To check your DxVA compatibility, please download DxVA Checker nVidiaįor nVidia GPU, you are required to use a GPU supporting PureVideo in its 2nd generation (VP2 or newer), which means that you need an ION, GeForce 8, GeForce 9 (recommended), GeForce 200 or newer. Only H.264 (MPEG-4 AVC) is supported currently. Video Decoding Acceleration (VDA) comes with macOS X.6.3 and later (see API). Almost all video codecs are supported for post-processing and rendering. You should use of the those instead of QuickSync.

QUICKSYNC VS DXVA2 WINDOWS

The following video codecs are supported for decoding: MPEG-1, MPEG-2, MPEG-4 Visual (and possibly H.263), WMV3, VC-1 and H.264 (MPEG-4 AVC). DXVA2 and D3D11 use the exact same hardware decoder on your Intel GPU. On Windows it is the primary way to use for decoding, video processing and encoding beyond those accessible via DXVA2/D3D11VA. VDPAU will be enabled automatically by default in VLC version 2.2.0 onward. VDPAU is supported for decoding since VLC version 2.1.0, and for post-processing and rendering since VLC 2.2.0 (still in development as of late 2013). The following video codecs are supported: MPEG-1, MPEG-2, MPEG-4 Visual, WMV3, VC-1 and H.264 (MPEG-4 AVC).

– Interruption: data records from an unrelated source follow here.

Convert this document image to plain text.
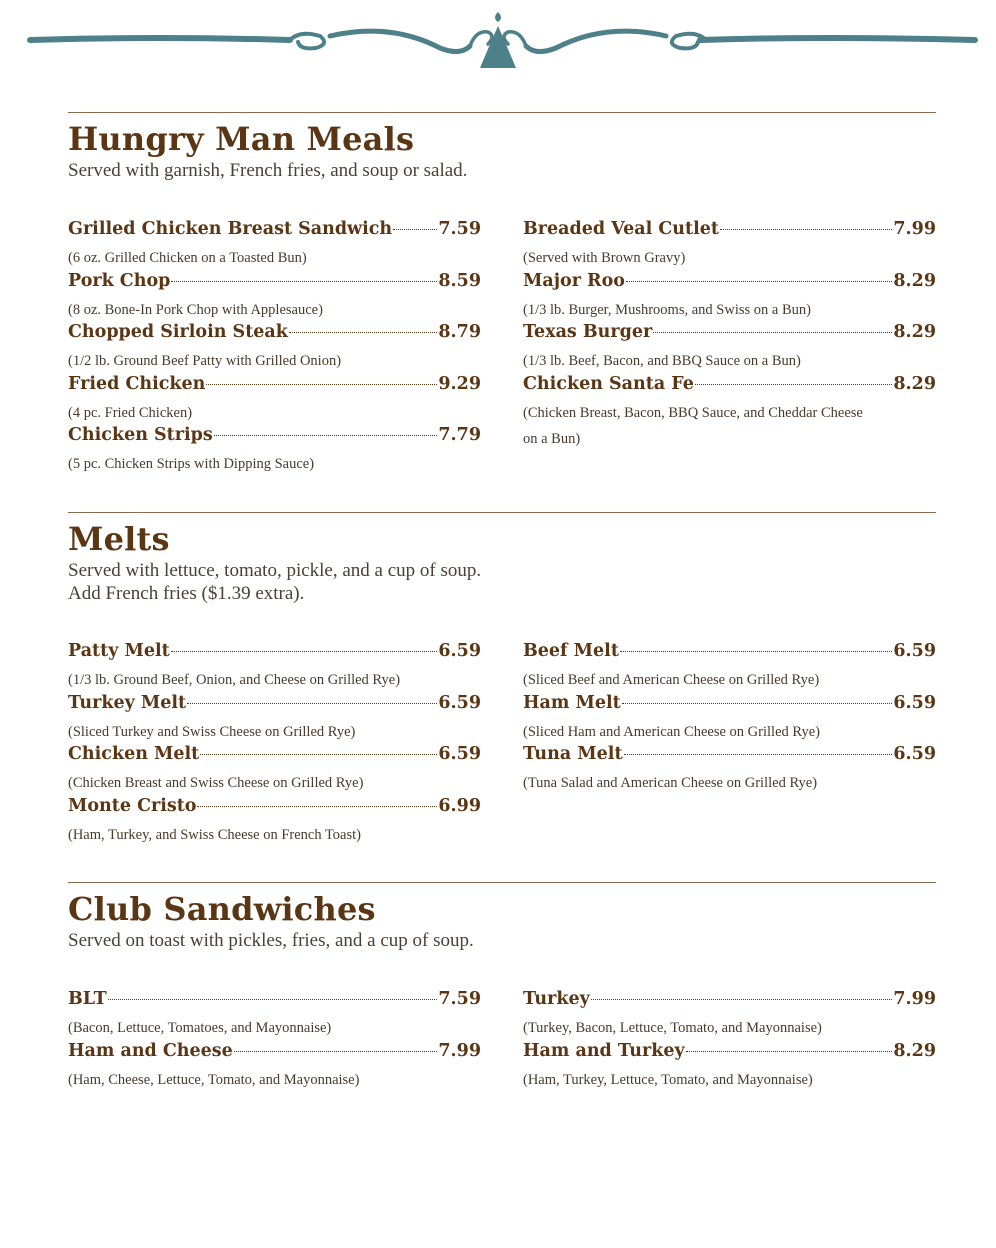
Hungry Man Meals
Served with garnish, French fries, and soup or salad.
Grilled Chicken Breast Sandwich	7.59
(6 oz. Grilled Chicken on a Toasted Bun)
Pork Chop	8.59
(8 oz. Bone-In Pork Chop with Applesauce)
Chopped Sirloin Steak	8.79
(1/2 lb. Ground Beef Patty with Grilled Onion)
Fried Chicken	9.29
(4 pc. Fried Chicken)
Chicken Strips	7.79
(5 pc. Chicken Strips with Dipping Sauce)
Breaded Veal Cutlet	7.99
(Served with Brown Gravy)
Major Roo	8.29
(1/3 lb. Burger, Mushrooms, and Swiss on a Bun)
Texas Burger	8.29
(1/3 lb. Beef, Bacon, and BBQ Sauce on a Bun)
Chicken Santa Fe	8.29
(Chicken Breast, Bacon, BBQ Sauce, and Cheddar Cheese
on a Bun)
Melts
Served with lettuce, tomato, pickle, and a cup of soup.
Add French fries ($1.39 extra).
Patty Melt	6.59
(1/3 lb. Ground Beef, Onion, and Cheese on Grilled Rye)
Turkey Melt	6.59
(Sliced Turkey and Swiss Cheese on Grilled Rye)
Chicken Melt	6.59
(Chicken Breast and Swiss Cheese on Grilled Rye)
Monte Cristo	6.99
(Ham, Turkey, and Swiss Cheese on French Toast)
Beef Melt	6.59
(Sliced Beef and American Cheese on Grilled Rye)
Ham Melt	6.59
(Sliced Ham and American Cheese on Grilled Rye)
Tuna Melt	6.59
(Tuna Salad and American Cheese on Grilled Rye)
Club Sandwiches
Served on toast with pickles, fries, and a cup of soup.
BLT	7.59
(Bacon, Lettuce, Tomatoes, and Mayonnaise)
Ham and Cheese	7.99
(Ham, Cheese, Lettuce, Tomato, and Mayonnaise)
Turkey	7.99
(Turkey, Bacon, Lettuce, Tomato, and Mayonnaise)
Ham and Turkey	8.29
(Ham, Turkey, Lettuce, Tomato, and Mayonnaise)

QUICKSYNC VS DXVA2 INSTALL

Sudo apt-get install i965-va-driver libva-intel-vaapi-driver vainfo On modern Ubuntu distributions, first install the hardware support (packages i965-va-driver, libva-intel-vaapi-driver and vainfo) and then activate GPU hardware acceleration in Preferences → Input&Codecs. VA-API is supported for decoding only since VLC version 1.1.0. Generally, VAAPI is used for Intel and Broadcom graphic cards, while VDPAU is used for AMD/ATI and NVIDIA cards. On Linux/X11, there are two competing interfaces for hardware video decoding, VA-API from Intel, and VDPAU from NVIDIA. The following video codecs are supported: MPEG-1, MPEG-2, WMV3, VC-1 and H.264 (MPEG-4 AVC). The odd-man out in the power numbers is the interlaced VC-1 clip, where QuickSync decoding is more efficient compared to ‘native DXVA2’. Nvidia NVDEC & NVENC API for video encoding and decoding acceleration using Nvidia GPUs Intel QuickSync Video Intels brand for its dedicated video encoding.

quicksync vs dxva2

This has also been discussed in the forum

quicksync vs dxva2

It is available in Windows Vista (or Windows 2008) or any later Windows version it is not available for Windows XP/2003 (and never will be). Since VLC version 1.1.0, DirectX Video Acceleration (DxVA) is supported in DxVA 2.0.